The The No. 5 Maryland Terrapins (6-0) faced their first real challenge of the season on Thursday morning when they were taken to the wire by Temple (4-1). The game was tied with 3:14 to go but a career day from Anthony Cowan and some key buckets by Eric Ayala helped push the Terps to a 76-69 victory. Here are my takeaways on the Terps biggest win of the year so far.
Anthony Cowan still has that killer instinct
Just this week, I wrote about how the Terps have become less dependent on Cowan and his scoring has dipped as a result. But his team desperately needed points today, the senior stepped up and delivered. He accounted for 10 of the Terps 29 in the first half and he was even better in the second. He scored the first seven points of the half for Maryland to keep them in the game. And with the score tied with just under three minutes remaining, Cowan drained a three-pointer to give the Terps a lead they would never look back from.

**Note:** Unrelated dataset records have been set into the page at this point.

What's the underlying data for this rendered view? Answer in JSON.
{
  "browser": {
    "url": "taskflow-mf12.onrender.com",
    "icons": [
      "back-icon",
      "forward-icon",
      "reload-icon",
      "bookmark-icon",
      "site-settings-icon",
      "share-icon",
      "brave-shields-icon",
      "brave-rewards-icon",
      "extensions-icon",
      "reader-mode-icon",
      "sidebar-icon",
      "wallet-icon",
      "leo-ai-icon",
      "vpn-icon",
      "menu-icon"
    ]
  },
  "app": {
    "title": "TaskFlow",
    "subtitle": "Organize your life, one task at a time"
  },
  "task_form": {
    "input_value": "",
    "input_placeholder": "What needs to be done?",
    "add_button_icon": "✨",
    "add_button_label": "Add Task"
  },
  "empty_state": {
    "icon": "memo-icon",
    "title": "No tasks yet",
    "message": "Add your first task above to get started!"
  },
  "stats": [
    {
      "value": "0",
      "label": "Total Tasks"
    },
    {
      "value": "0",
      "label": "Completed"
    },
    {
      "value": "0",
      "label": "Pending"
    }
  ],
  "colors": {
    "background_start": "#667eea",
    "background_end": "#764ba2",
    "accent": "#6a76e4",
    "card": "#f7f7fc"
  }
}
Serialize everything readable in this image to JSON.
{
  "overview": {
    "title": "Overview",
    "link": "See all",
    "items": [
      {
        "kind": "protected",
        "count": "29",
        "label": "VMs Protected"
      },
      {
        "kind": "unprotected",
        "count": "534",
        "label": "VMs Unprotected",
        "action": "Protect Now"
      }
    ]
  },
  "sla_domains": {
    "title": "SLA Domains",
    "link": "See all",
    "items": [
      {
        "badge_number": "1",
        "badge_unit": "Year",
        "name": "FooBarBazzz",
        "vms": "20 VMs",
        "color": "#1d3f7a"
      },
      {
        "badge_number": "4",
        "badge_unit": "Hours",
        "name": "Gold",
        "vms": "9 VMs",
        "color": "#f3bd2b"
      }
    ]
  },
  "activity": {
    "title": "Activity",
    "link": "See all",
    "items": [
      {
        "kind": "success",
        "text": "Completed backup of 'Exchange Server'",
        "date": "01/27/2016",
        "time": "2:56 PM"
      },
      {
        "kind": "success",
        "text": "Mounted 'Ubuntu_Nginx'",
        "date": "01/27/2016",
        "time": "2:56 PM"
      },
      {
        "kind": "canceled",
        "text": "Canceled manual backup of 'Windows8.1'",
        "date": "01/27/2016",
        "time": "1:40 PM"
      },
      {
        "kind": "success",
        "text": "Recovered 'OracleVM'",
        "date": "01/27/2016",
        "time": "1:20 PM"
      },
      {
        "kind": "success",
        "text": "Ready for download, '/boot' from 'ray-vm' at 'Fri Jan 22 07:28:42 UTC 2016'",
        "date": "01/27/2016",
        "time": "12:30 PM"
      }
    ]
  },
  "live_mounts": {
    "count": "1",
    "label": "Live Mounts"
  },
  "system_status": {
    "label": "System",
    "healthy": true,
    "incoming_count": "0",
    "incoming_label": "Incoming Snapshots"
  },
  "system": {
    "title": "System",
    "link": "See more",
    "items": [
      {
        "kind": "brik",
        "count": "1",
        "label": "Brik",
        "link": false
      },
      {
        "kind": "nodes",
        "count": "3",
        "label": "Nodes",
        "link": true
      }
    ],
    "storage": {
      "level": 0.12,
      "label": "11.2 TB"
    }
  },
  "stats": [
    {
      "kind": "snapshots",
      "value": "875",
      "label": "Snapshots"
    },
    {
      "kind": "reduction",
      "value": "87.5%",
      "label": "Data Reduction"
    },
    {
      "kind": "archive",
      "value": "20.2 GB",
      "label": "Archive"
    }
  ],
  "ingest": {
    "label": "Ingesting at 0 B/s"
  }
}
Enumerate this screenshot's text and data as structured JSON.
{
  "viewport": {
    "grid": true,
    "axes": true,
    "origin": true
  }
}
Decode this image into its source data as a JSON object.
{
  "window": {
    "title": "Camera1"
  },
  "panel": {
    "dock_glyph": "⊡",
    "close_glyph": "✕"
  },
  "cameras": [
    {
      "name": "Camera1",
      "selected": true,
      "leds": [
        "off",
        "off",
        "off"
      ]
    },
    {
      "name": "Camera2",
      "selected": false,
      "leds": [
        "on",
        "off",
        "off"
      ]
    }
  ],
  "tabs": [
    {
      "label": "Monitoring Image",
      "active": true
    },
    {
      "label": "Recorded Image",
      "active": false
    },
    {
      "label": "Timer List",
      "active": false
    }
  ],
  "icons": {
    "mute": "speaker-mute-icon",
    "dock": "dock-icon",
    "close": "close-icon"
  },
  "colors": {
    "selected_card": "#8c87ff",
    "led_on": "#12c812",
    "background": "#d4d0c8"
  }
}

In the offseason, a lot of the chatter was about Cowan and how the team would go as far as he would take them. And while he hasn’t had too exert too much energy so far, today showed why Cowan was named to the preseason All-Big Ten first team. He finished with a career-high 30 points to keep Maryland’s undefeated season alive.
Turgeon finally shortens the rotation
Throughout the season, head coach Mark Turgeon has routinely used the depth that Maryland possesses. In the first half, 11 Maryland players saw the floor and a lineup of Ayala, Hakim Hart, Darryl Morsell, Donta Scott and Makhi Mitchell played for over four consecutive minutes.
But as the Terps finally had a losable game in the second half, Turgeon decided to stick with his core guys. Only eight players saw the court for the Terps in the second half (including Ricky Lindo who played a mere 70 seconds). Meanwhile, Cowan played the entire half while sophomore Aaron Wiggins only sat for a minute.
This is likely a sign of things to come. It’s a luxury for Turgeon that he can get some of the younger guys minutes in these pre-conference play games. But Thursday showed that he needs to rely on his go-to guys when it matters. When they face better foes, I doubt Turgeon will have the patience or trust to continue going eleven deep.
Donta Scott shows his worth
While he didn’t have the gaudiest stats today, Donta Scott may have been the second most valuable Terp. As Maryland came out of the gates slow again, it was Scott who brought the energy off the bench.
Scott snagged some key rebounds early and played with intensity on the bottom of the 3-2 zone. As a result, he had the highest +/- of any Terp in the first half at +7. Turgeon used him to start the second half and he continued to be solid as Maryland cut into the lead. His biggest play was a three pointer from the left wing that gave the Terps a three point lead with less than 10 minutes to play.
As Turgeon struggles to find a consistent starting five, it was Scott who made the best imprint today while Ricky Lindo and Makhi Mitchell had rather forgettable games. It remains to be seen if he is Maryland’s long-term option at the four, but he made a strong case today.
Maryland’s zone bends but it didn’t break
Defensively, it was somewhat of a mixed bag for the Terps today. They did a good job creating turnovers, manufacturing 15. They also forced the Owls into some tough shots as Aaron McKie’s group shot only 34 percent.
But the Owls shot the ball from three very effectively, hitting 11 at a 35 percent clip. They also killed the Terps on the offensive glass, snagging 14 rebounds.
Three-pointers are the great equalizer in college hoops and are a major key in any upset. By playing zone, the Terps are vulnerable to opponents splashing threes on them and on Thursday the Owls almost hit enough to pull-off the upset.
There are some above average outside shooting teams in this tournament and it’s worth monitoring how much zone Tugreon deploys moving forward.
Maryland advances to the second round of the Orlando Invitational and they will take on the winner of Texas A&M and Harvard on Friday at 11:30 a.m.